PAP-SAL1 chloroplast retrograde pathway modulates iron deficiency response in alkaline soils

GOMEZ-CASATI, DIEGO F.; PAGANI, MARIA A.; BALPARDA, MANUEL

Paraná

Congreso; LIV Reunión Anual de la Sociedad Argentina de Investigaciones en Bioquímica y Biología Molecular; 2018

Iron (Fe) is an essential micronutrient for plants and is present abundantly in the Earth´s crust. However, its bioavailability in most soils is low, due to their alkaline pH that lowers the solubility of the metal. In previous communications, we have demonstrated the existence of a link between the organelle-nucleus retrograde signaling PAP-SAL1 pathway, which senses the internal Fe deficiency, and the iron uptake activity in roots. One of the objectives of this study was to characterize mutant plants in this signaling pathway with respect to their growth in alkaline soils. We measured phenotypic characteristics such as rosette area and chlorophyll content, and we observed that mutants lines presented an increment in both compared to wild-type plants.

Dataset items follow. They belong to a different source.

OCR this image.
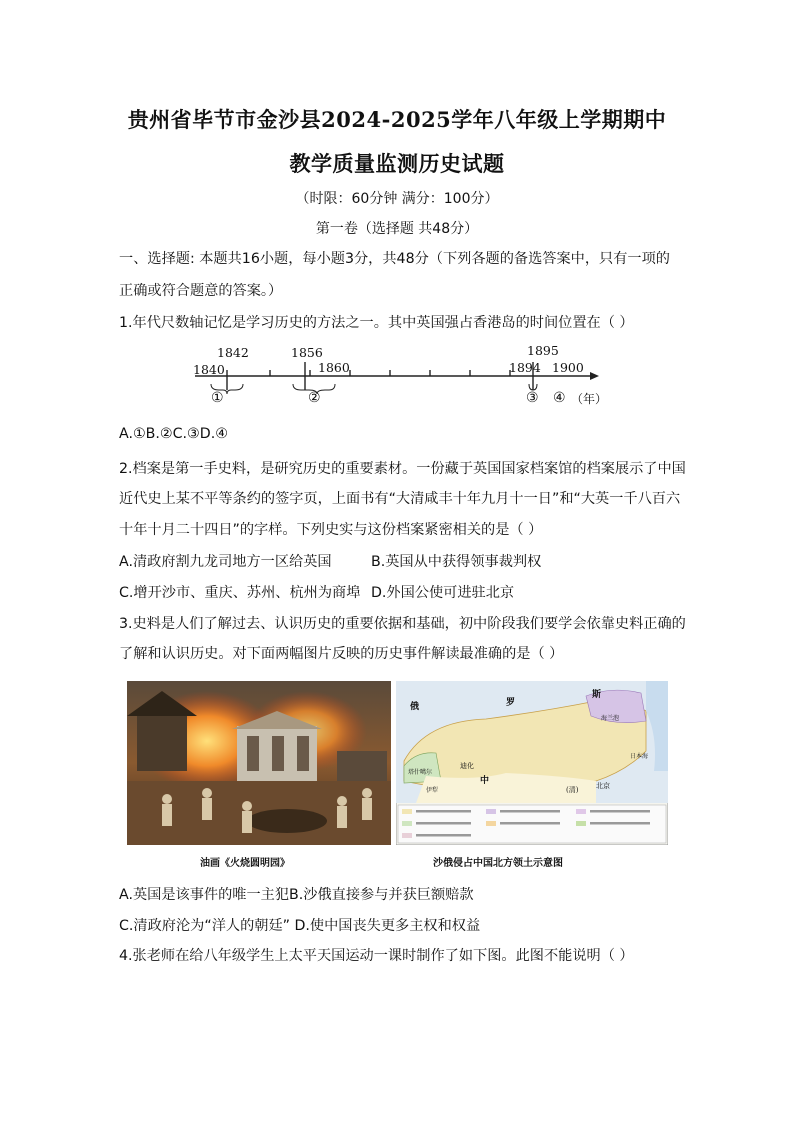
贵州省毕节市金沙县2024-2025学年八年级上学期期中
教学质量监测历史试题
（时限：60分钟 满分：100分）
第一卷（选择题 共48分）
一、选择题: 本题共16小题，每小题3分，共48分（下列各题的备选答案中，只有一项的
正确或符合题意的答案。）
1.年代尺数轴记忆是学习历史的方法之一。其中英国强占香港岛的时间位置在（ ）
1840
1842	1856
1860	1894
1895
1900
①	②	③ ④ （年）
A.①B.②C.③D.④
2.档案是第一手史料，是研究历史的重要素材。一份藏于英国国家档案馆的档案展示了中国
近代史上某不平等条约的签字页，上面书有“大清咸丰十年九月十一日”和“大英一千八百六
十年十月二十四日”的字样。下列史实与这份档案紧密相关的是（ ）
A.清政府割九龙司地方一区给英国	B.英国从中获得领事裁判权
C.增开沙市、重庆、苏州、杭州为商埠 D.外国公使可进驻北京
3.史料是人们了解过去、认识历史的重要依据和基础，初中阶段我们要学会依靠史料正确的
了解和认识历史。对下面两幅图片反映的历史事件解读最准确的是（ ）
俄	罗
斯
中
(清)	北京
迪化
塔什噶尔
海兰泡
日本海
伊犁
油画《火烧圆明园》	沙俄侵占中国北方领土示意图
A.英国是该事件的唯一主犯B.沙俄直接参与并获巨额赔款
C.清政府沦为“洋人的朝廷” D.使中国丧失更多主权和权益
4.张老师在给八年级学生上太平天国运动一课时制作了如下图。此图不能说明（ ）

Likewise, we studied genes implicated in the biosynthesis of secondary metabolites derived from phenylpropanoids, which, excreted to the rhizosphere, improve Fe availability, in two different pH conditions: 5.7 (control) and 7.5 (alkaline). The relative expressions of these genes were elevated in mutant lines compared with wild-type seedlings in both pH conditions. Finally, we quantified the phenolic compounds excreted to the rhizosphere. Results show an increase in these metabolites in the culture medium in mutant lines compared to wild-type plants. In summary, PAP-SAL1 mutants show alterations in the biosynthesis of Fe-mobilizing metabolites that improve their growth in alkaline soils. As we have mentioned previously, our results suggest that the PAP-SAL1 retrograde pathway has a connection with Fe deficiency sensing in Arabidopsis thaliana.